Синдром Альстрема, в состав симптомокомплекса которого входит инсулинорезистентный сахарный диабет, мало изучен. В мире создается регистр таких больных, насчитывающий к настоящему времени более 350 человек. Выделен ген Синдрома Альстрема, а мутации в различных популяциях только изучаются.
Учитывая локализацию гена синдрома Альстрема на 2 хромосоме, где находятся 2 локуса предрасположенности к СД типа 1 (IDDM7 и IDDM13), нам представлялось интересным объединить эти исследования в одной работе.

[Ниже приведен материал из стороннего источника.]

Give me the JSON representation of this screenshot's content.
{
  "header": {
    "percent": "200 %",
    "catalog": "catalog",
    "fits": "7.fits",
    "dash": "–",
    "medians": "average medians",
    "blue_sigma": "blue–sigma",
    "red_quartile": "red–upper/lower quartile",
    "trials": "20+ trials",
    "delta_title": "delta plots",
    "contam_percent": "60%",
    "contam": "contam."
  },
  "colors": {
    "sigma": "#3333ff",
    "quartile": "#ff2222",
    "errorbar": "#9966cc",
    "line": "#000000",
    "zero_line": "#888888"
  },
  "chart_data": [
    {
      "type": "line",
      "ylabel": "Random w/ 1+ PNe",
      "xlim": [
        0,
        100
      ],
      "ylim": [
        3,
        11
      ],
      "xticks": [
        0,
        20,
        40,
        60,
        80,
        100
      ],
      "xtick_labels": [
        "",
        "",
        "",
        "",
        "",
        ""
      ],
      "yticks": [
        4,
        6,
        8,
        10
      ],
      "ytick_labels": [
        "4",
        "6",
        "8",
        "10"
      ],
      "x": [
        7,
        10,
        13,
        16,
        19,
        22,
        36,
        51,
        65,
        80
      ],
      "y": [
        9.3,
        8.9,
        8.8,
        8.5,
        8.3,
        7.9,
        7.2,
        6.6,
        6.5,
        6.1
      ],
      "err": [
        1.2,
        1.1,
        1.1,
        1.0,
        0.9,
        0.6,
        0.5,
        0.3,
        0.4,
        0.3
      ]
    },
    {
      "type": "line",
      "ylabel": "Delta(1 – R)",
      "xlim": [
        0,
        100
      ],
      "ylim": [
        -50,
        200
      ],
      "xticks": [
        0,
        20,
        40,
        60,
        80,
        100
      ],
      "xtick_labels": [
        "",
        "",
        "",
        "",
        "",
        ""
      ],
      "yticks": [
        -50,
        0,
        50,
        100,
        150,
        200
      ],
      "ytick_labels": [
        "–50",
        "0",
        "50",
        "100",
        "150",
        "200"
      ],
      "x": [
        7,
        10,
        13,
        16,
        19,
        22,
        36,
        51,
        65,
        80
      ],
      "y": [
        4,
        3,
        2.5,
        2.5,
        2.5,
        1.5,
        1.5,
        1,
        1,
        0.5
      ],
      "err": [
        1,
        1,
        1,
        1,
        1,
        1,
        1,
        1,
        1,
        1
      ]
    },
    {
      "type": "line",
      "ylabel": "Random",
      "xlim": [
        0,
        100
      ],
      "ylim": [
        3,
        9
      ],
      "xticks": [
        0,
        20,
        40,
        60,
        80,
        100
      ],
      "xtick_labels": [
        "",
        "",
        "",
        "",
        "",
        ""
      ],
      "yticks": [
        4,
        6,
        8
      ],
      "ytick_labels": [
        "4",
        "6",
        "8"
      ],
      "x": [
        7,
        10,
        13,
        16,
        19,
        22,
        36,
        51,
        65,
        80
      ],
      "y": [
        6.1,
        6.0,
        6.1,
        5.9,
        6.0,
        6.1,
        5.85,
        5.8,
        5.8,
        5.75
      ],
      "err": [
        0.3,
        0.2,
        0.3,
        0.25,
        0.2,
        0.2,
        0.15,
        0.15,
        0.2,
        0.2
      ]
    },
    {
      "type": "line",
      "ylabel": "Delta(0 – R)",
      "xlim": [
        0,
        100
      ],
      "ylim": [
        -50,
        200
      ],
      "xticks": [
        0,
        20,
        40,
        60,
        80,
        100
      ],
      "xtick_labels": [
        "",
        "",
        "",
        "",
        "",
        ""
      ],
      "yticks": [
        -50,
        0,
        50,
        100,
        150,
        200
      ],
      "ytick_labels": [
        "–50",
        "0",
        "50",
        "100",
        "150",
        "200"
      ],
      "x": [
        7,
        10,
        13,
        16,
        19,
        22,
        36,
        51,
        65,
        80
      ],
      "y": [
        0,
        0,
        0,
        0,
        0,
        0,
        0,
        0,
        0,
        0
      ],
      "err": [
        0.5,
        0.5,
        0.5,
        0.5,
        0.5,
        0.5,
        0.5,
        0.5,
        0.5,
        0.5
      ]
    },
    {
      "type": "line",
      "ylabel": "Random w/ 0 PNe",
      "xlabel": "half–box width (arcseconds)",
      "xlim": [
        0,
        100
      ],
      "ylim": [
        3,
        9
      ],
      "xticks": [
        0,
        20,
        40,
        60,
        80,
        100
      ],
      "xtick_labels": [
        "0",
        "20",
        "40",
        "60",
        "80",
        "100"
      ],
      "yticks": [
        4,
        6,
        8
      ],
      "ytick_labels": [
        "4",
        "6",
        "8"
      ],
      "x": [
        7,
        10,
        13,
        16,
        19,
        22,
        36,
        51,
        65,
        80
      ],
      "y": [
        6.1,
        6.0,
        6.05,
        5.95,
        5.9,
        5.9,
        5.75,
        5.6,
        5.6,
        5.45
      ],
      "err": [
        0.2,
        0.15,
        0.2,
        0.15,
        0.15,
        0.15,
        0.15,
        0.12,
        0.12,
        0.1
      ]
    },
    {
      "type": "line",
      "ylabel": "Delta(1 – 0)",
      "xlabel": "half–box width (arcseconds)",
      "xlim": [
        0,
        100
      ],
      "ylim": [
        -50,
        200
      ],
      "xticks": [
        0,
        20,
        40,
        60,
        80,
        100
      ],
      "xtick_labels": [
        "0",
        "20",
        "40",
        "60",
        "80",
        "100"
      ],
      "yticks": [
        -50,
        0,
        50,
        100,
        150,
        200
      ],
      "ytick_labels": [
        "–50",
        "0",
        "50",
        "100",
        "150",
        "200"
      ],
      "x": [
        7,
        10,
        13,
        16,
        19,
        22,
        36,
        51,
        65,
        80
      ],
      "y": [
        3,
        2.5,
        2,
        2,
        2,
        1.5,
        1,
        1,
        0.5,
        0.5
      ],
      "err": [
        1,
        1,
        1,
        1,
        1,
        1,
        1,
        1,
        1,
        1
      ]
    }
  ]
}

Тем более что в последние годы широко дискутируется вопрос о возможной роли инсулинорезистентности в развитии клинической манифестации СД типа 1, а при синдроме Альстрема СД типа 2 сопровождается инсулинорезистентностью разной степени выраженности.
Цель исследования:
Поиск полиморфных маркеров, сцепленных и ассоциированных с развитием СД типа 1 в локусах IDDM7 и IDDM13, расположенных на 2 хромосоме и IDDM18, расположенного на 5 хромосоме, в русской популяции.
Изучение клинических проявлений и спектра мутаций гена ALMS1, расположенного на 2 хромосоме, у пациентов с синдромом Альстрема.
Задачи исследования:
Проведение анализа сцепления и ассоциации полиморфных маркеров, расположенных в локусах IDDM7, IDDM13 и IDDM18 с СД типа 1 с использованием семей с парами сибсов.
Изучение особенностей клинических проявлений синдрома Альстрема.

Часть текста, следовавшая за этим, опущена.